Все названные принципы и особенности, по нашему мнению, присутствуют в том виде театра, который в работах А. Порфирьевой (117, 119) был определен как «мифологический театр». Она впервые использовала для анализа сочинений Вагнера научные исследования в области мифологоведения по аналогии с литературными сочинениями и эпосом, рассмотрела сочинения Вагнера как авторский миф со всеми вытекающими отсюда последствиями и особенностями структуры его организации, используя для их анализа принципы анализа мифа Леви-Стросса, Хюбнера, Лосева, Берковского, Мелетинского и др. авторов. Выявляя критерии этого театра (у Порфирьевой их 5), она ввела, с нашей точки зрения, исключительно важный принцип «контаминации» источников, дополненный в работе И. Барсовой (6) термином «гетерогенность» по отношению к вагнеровскому наследию, на которые мы в дальнейшем опираемся во 2 главе диссертации. Порфирьевой принадлежит также вывод о связях театра Вагнера с театром русских символистов, уже намеченный ранее в статьях Т. Манна, и, особенно, в работах А. Лосева «Проблема Рихарда Вагнера в прошлом и настоящем» (91). На Вагнера он ссылается во многих своих трудах, например в «Диалектике мифа» и «Проблеме символа» (92).

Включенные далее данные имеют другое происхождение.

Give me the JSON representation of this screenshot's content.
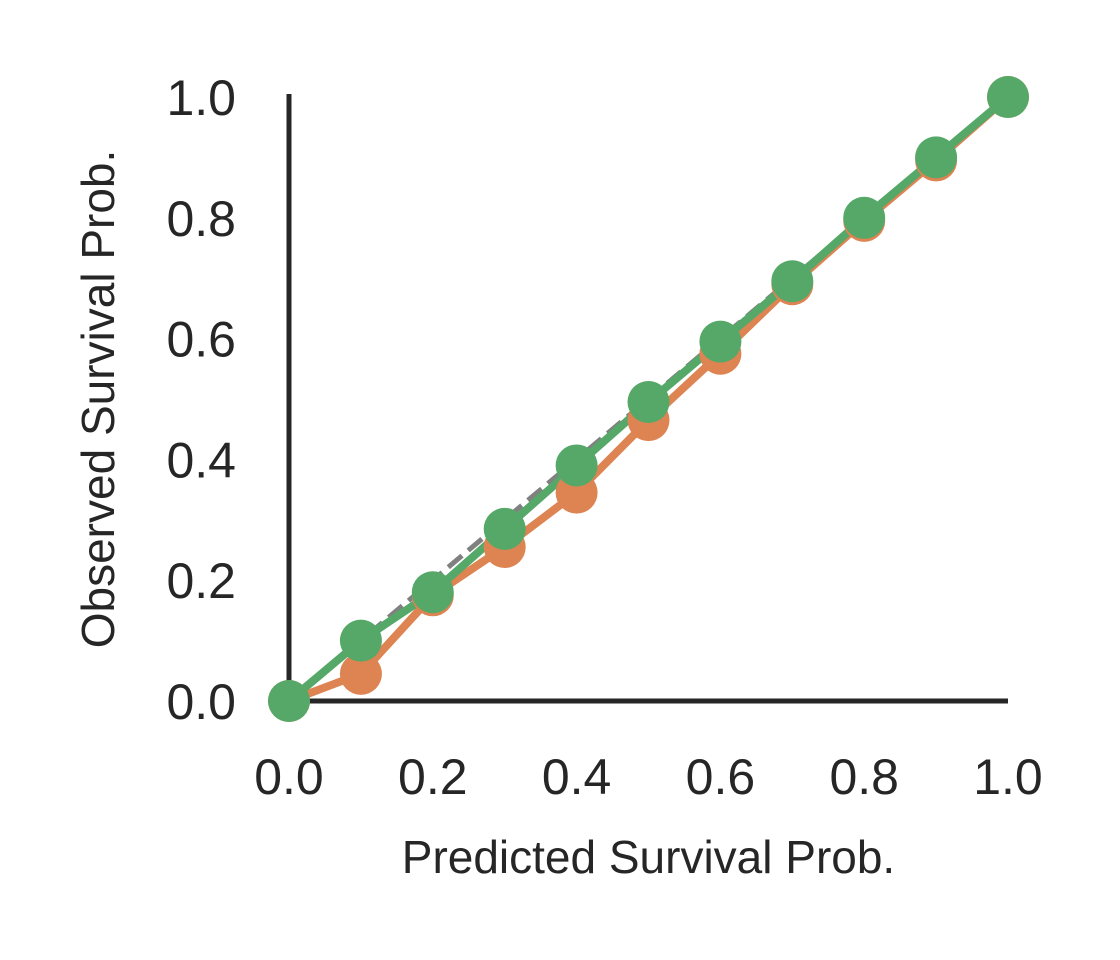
{
  "chart_data": {
    "type": "line",
    "title": "",
    "xlabel": "Predicted Survival Prob.",
    "ylabel": "Observed Survival Prob.",
    "xlim": [
      0,
      1
    ],
    "ylim": [
      0,
      1
    ],
    "x_ticks": [
      "0.0",
      "0.2",
      "0.4",
      "0.6",
      "0.8",
      "1.0"
    ],
    "y_ticks": [
      "0.0",
      "0.2",
      "0.4",
      "0.6",
      "0.8",
      "1.0"
    ],
    "grid": false,
    "legend": "none",
    "reference_line": {
      "style": "dashed",
      "color": "#808080",
      "points": [
        [
          0,
          0
        ],
        [
          1,
          1
        ]
      ]
    },
    "series": [
      {
        "color": "#dd8452",
        "x": [
          0.0,
          0.1,
          0.2,
          0.3,
          0.4,
          0.5,
          0.6,
          0.7,
          0.8,
          0.9,
          1.0
        ],
        "y": [
          0.0,
          0.045,
          0.175,
          0.255,
          0.345,
          0.465,
          0.575,
          0.69,
          0.795,
          0.895,
          1.0
        ]
      },
      {
        "color": "#55a868",
        "x": [
          0.0,
          0.1,
          0.2,
          0.3,
          0.4,
          0.5,
          0.6,
          0.7,
          0.8,
          0.9,
          1.0
        ],
        "y": [
          0.0,
          0.1,
          0.18,
          0.285,
          0.39,
          0.495,
          0.595,
          0.695,
          0.8,
          0.9,
          1.0
        ]
      }
    ]
  }
}
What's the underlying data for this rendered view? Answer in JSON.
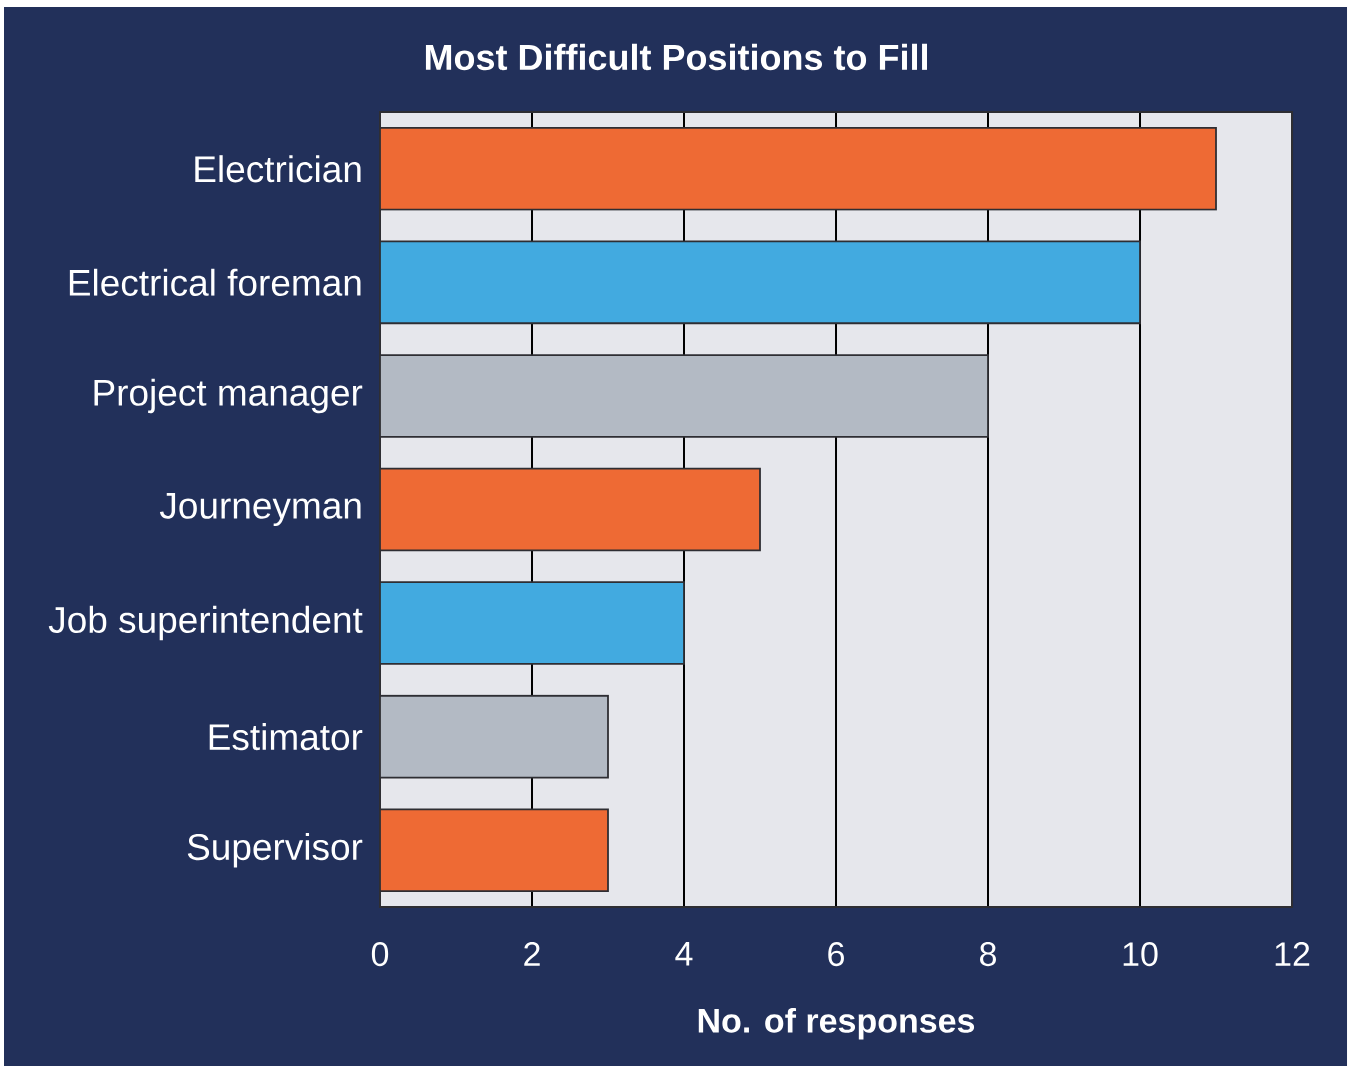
{
  "chart_data": {
    "type": "bar",
    "orientation": "horizontal",
    "title": "Most Difficult Positions to Fill",
    "xlabel": "No. of responses",
    "categories": [
      "Electrician",
      "Electrical foreman",
      "Project manager",
      "Journeyman",
      "Job superintendent",
      "Estimator",
      "Supervisor"
    ],
    "values": [
      11,
      10,
      8,
      5,
      4,
      3,
      3
    ],
    "colors": [
      "#ee6a34",
      "#42aae0",
      "#b3bac4",
      "#ee6a34",
      "#42aae0",
      "#b3bac4",
      "#ee6a34"
    ],
    "xlim": [
      0,
      12
    ],
    "xticks": [
      0,
      2,
      4,
      6,
      8,
      10,
      12
    ],
    "grid": "x"
  }
}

Кардинально изменился подход к исторической опере эпохи романтизма первой половины XIX века, обозначенный в монографии М. Черкашиной «Историческая опера эпохи романтизма» (155), где впервые были обозначены некие новые критерии и подходы, позволившие преодолеть одностороннюю «лирическую» трактовку опер Россини, Беллини, Доницетти (лирические герои в исторической драпировке). Охватывая практически все оперные школы первой половины XIX века, включая и русскую, автор предлагает руководствоваться критериями историзма В. Скотта, Д. Лиха-
чева и Л. Гумилева (с. 39), внося и свою лепту в изучение романтического исторического театра (в частности, итальянского). Назвав свой подход по примеру Д. Лихачева «методом "квантования" истории», Черкащина рассматривает отдельный исторический период как некую целостную неделимую единицу - «квант» - и исследует его в трех проекциях, трех ракурсах: «история как прошлое», «история как настоящее» и «история как будущее». Эту технологию анализа и принципы подхода к живому историческому процессу в опере романтизма мы показываем в третьей главе при исследовании оперы «Нерон». В статье «Опера и миф» Г. Калошиной и Н. Бекетовой (8) впервые ставится вопрос о мифологизации истории по отношению к немецкому и отечественному музыкальному театру. Нам же думается, что это характерно и для итальянского театра.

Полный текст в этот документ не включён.